Heinrich Georg Barkhausen (2 December 1881 – 20 February 1956) was a German physicist who established an influential research laboratory in Dresden. The phenomenon by which ferromagnetic domains align during magnetization and produce discrete acoustic changes due to rotations of the Weiss domains is named after his observations as the magnetic Barkhausen effect. He is also remembered in the Barkhausen criteria for electrical oscillators.

== Life and work ==
Barkhausen was the son of district judge in Bremen. He studied at Bremen Gymnasium and showed interest in natural sciences from an early age. He worked as a railway engineering trainee before going to study at the Technical University of Munich (1901), Technische Universität Berlin (1902), the Ludwig-Maximilians-Universität München (1903) and the Humboldt University of Berlin, and obtained a doctorate at the University of Göttingen in 1907 with a thesis on the generation of oscillations. He then became a researcher in the Berlin laboratory of Siemens and Halske.

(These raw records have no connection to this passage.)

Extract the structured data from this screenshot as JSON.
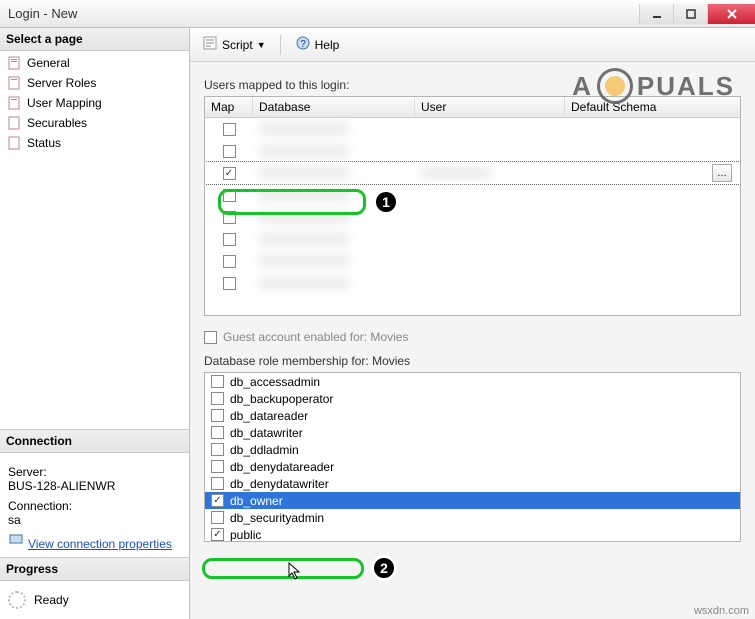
{
  "window": {
    "title": "Login - New"
  },
  "left": {
    "select_page_header": "Select a page",
    "nav": [
      {
        "label": "General"
      },
      {
        "label": "Server Roles"
      },
      {
        "label": "User Mapping"
      },
      {
        "label": "Securables"
      },
      {
        "label": "Status"
      }
    ],
    "connection": {
      "header": "Connection",
      "server_label": "Server:",
      "server_value": "BUS-128-ALIENWR",
      "conn_label": "Connection:",
      "conn_value": "sa",
      "link": "View connection properties"
    },
    "progress": {
      "header": "Progress",
      "status": "Ready"
    }
  },
  "toolbar": {
    "script_label": "Script",
    "help_label": "Help"
  },
  "mapping": {
    "section_label": "Users mapped to this login:",
    "headers": {
      "map": "Map",
      "database": "Database",
      "user": "User",
      "schema": "Default Schema"
    },
    "rows": [
      {
        "checked": false,
        "selected": false
      },
      {
        "checked": false,
        "selected": false
      },
      {
        "checked": true,
        "selected": true
      },
      {
        "checked": false,
        "selected": false
      },
      {
        "checked": false,
        "selected": false
      },
      {
        "checked": false,
        "selected": false
      },
      {
        "checked": false,
        "selected": false
      },
      {
        "checked": false,
        "selected": false
      }
    ]
  },
  "guest": {
    "label": "Guest account enabled for: Movies",
    "checked": false
  },
  "roles": {
    "section_label": "Database role membership for: Movies",
    "items": [
      {
        "label": "db_accessadmin",
        "checked": false,
        "selected": false
      },
      {
        "label": "db_backupoperator",
        "checked": false,
        "selected": false
      },
      {
        "label": "db_datareader",
        "checked": false,
        "selected": false
      },
      {
        "label": "db_datawriter",
        "checked": false,
        "selected": false
      },
      {
        "label": "db_ddladmin",
        "checked": false,
        "selected": false
      },
      {
        "label": "db_denydatareader",
        "checked": false,
        "selected": false
      },
      {
        "label": "db_denydatawriter",
        "checked": false,
        "selected": false
      },
      {
        "label": "db_owner",
        "checked": true,
        "selected": true
      },
      {
        "label": "db_securityadmin",
        "checked": false,
        "selected": false
      },
      {
        "label": "public",
        "checked": true,
        "selected": false
      }
    ]
  },
  "annotations": {
    "badge1": "1",
    "badge2": "2"
  },
  "watermark": {
    "text_left": "A",
    "text_right": "PUALS"
  },
  "footer": "wsxdn.com"
}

He became the first professor of electrical engineering at the Technische Hochschule Dresden in 1911 at the age of 29, thus obtaining the world's first chair in this discipline. He became a significant teacher and conducted influential research. In 1919, he discovered the Barkhausen effect (named after him), which provided evidence for the magnetic domain theory of ferromagnetism. When the magnetic field through a piece of ferromagnetic material like iron is changing, the magnetization of the material changes in a series of tiny discontinuous jumps, which can be heard as a series of clicks in a loudspeaker attached to a coil of wire around the iron. It was later determined that these jumps were caused by the movement of the magnetic domains in the iron, as the domain walls snap past defects in the crystal lattice. The energy lost in these dissipative events is responsible for the shape of the hysteresis curve of iron and other ferromagnets. This effect is widely used in research, and physics education as a simple experiment to demonstrate the reality of magnetic domains. He proposed the use of the phon as a unit of loudness. He also wrote a four volume textbook on electron tubes, Lehrbuch der Elektronenröhren, Elektronenröhren und ihre technischen Anwendungen, which was influential.

In 1920, he invented the Barkhausen–Kurz oscillator, with Karl Kurz, the first vacuum tube electronic oscillator to use electron transit-time effects. It was the first vacuum tube oscillator that could operate at ultrahigh frequency, up to 300 MHz, and inspired later microwave transit-time tubes such as the klystron.

In 1921, he derived the first mathematical conditions for oscillation in electrical circuits, now called the Barkhausen stability criterion. They are widely used today in the design of electronic oscillators and general feedback amplifier circuits.

In 1933 Barkhausen signed the Loyalty Oath of German Professors to Adolf Hitler and the National Socialist State. He received the Morris Liebmann Prize of the same year from the Institute of Radio Engineers. The Institute of High-Frequency and Electron-Tube Technology at Dresden survived through much of World War II until it was bombed on 13 February 1945. He returned to Dresden after the war and was involved in rebuilding the institute. The buildings continue to be called after him as the Barkhausenbau.